Data Management and Sharing¶

As a NIAID-funded resource, BV-BRC complies with the NIH Policy for Data Management and Sharing (Notice Number: NOT-OD-21-013), which promotes the management and sharing of scientific data generated from NIH-funded or conducted research.

Data Types¶

BV-BRC is an integrated data and analysis resource designed to support genomic and related infectious disease research for viral and bacterial pathogens. As such, the primary data type is genomic sequences, primarily ingested from public repositories such as NCBI GenBank. BV-BRC reannotates genomes with curated subsystem data for consistency, curates and standardizes metadata, and formats the data to enable the integrated tools to perform comparative analysis computations. BV-BRC also annotates genomes from assembled reads collected from SRA for specialized phenotypic characteristics, such as antimicrobial resistance (AMR). Annotations may be derived from computations such as gene and other feature prediction algorithms, subsystem and other functional groupings, and phenotype prediction such as AMR. Appropriate references to the computations performed are available in the user documentation.

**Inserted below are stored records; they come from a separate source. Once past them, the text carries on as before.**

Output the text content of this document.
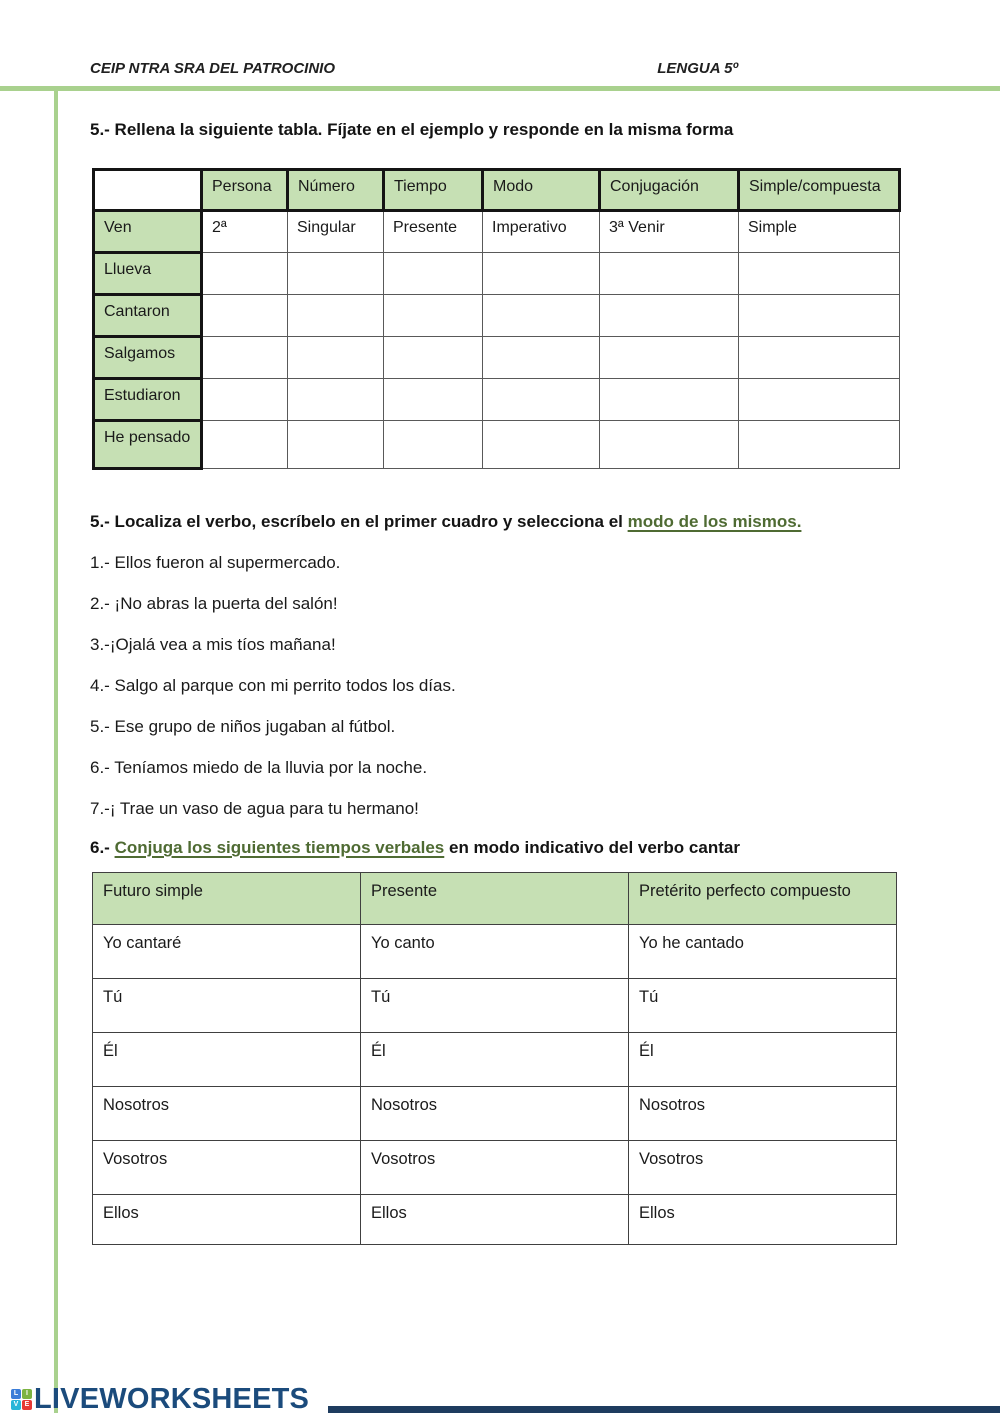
CEIP NTRA SRA DEL PATROCINIO	LENGUA 5º
5.- Rellena la siguiente tabla. Fíjate en el ejemplo y responde en la misma forma
	Persona	Número	Tiempo	Modo	Conjugación	Simple/compuesta
Ven	2ª	Singular	Presente	Imperativo	3ª Venir	Simple
Llueva						
Cantaron						
Salgamos						
Estudiaron						
He pensado						
5.- Localiza el verbo, escríbelo en el primer cuadro y selecciona el modo de los mismos.
1.- Ellos fueron al supermercado.
2.- ¡No abras la puerta del salón!
3.-¡Ojalá vea a mis tíos mañana!
4.- Salgo al parque con mi perrito todos los días.
5.- Ese grupo de niños jugaban al fútbol.
6.- Teníamos miedo de la lluvia por la noche.
7.-¡ Trae un vaso de agua para tu hermano!
6.- Conjuga los siguientes tiempos verbales en modo indicativo del verbo cantar
Futuro simple	Presente	Pretérito perfecto compuesto
Yo cantaré	Yo canto	Yo he cantado
Tú	Tú	Tú
Él	Él	Él
Nosotros	Nosotros	Nosotros
Vosotros	Vosotros	Vosotros
Ellos	Ellos	Ellos
L	I
V E LIVEWORKSHEETS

Data from expression studies have also been curated and structured for comparative analyses. Additional data are incorporated from various resources, such as protein structures from PDB as well as computed structures, e.g., from AlphaFold, to augment annotations and comparative analyses. Further, BV-BRC has integrated data sets from other NIAID programs, such as the Systems Biology Centers (SBCs). Additional metadata from serology and surveillance efforts may also be associated with genome sequences and other data types. Data from these resources has appropriate provenance information to enable traceability to the source.

The table below summarizes the BV-BRC data types and their primary sources.

Primary Data Types	Related and Derived Data Types	Data Resources
Taxonomy	Reference organisms	NCBI Taxonomy, ICTV
Genomes	Clinical and environmental metadata, AMR / AVR phenotypes, QC results	GenBank, SRA
Genomic Features	Genes, RNAs, misc. features, GO terms, EC numbers, Pathways, Protein families, Subsystems, Virulence factors, AMR genes, Drug targets, essential genes	GenBank, PATRIC and IRD/ViPR (legacy BRC resources), GO, KEGG, Reactome, SEED, VFDB, Victors, CARD, NDARO, DrugBank, TTD
Comparative Genomics	Protein families, Orthologs, MSA, Gene trees, Metabolic pathways, Subsystems, Phylogenetic trees	PATRIC and IRD/ViPR (legacy BRC resources), KEGG, SEED
Protein Domains and Sequence Features	Variant types	UniProt, IRD/ViPR (legacy BRC resources)
Antimicrobial / Antiviral Agents	Drug targets	PubChem, DrugBank, ATC, PDB
Antimicrobial / Antiviral Resistance Data	Standardized AMR/AVR phenotypes	NIAID Genomics Centers for Infectious Diseases (GCIDs), BioSamples, publications
Clinical Studies	Clinical metadata, AMR/AVR phenotypes	NIAID GCIDs / Systems Biology Centers (SBCs), publications, others
Transcriptomics and Proteomics	BAM / WIG files, gene expression, differential expression, gene clusters, enrichment analysis	GEO, ArrayExpress, PRIDE, SBCs
Protein-Protein Interactions	Protein interaction networks, protein-drug interaction networks	IntAct, BIND, MINT, DIP, STRING, others
Protein 3D Structures	Sequence conservation location, immune epitope location	PDB, MMDB, NIAID Structural Genomics Centers (SGCs)
Phenomics	Organism attributes	Publications
Host Response and Host-Pathogen Interactions	BAM / WIG files, gene expression, differential expression, gene clusters, enrichment analysis	SRA, ArrayExpress, NIAID SBCs, IntAct, BIND, MINT, DIP, others
Epidemiology and Surveillance	MLST, SNP / SNV / in-del annotation, SNP / transmission trees	SRA, MLST, PubMLST, CDC, CEIRR DPCC, JCVI
Immunology and Serology	Organism attributes, phenotypes, epitopes	ImmPort, CEIRR

In addition to ingested and processed data, users may elect to assemble and annotate their own sequenced genomes and make them publicly available through the BV-BRC resource. In these cases, BV-BRC team members work with the user to assess genome quality, verify metadata, and include appropriate attribution.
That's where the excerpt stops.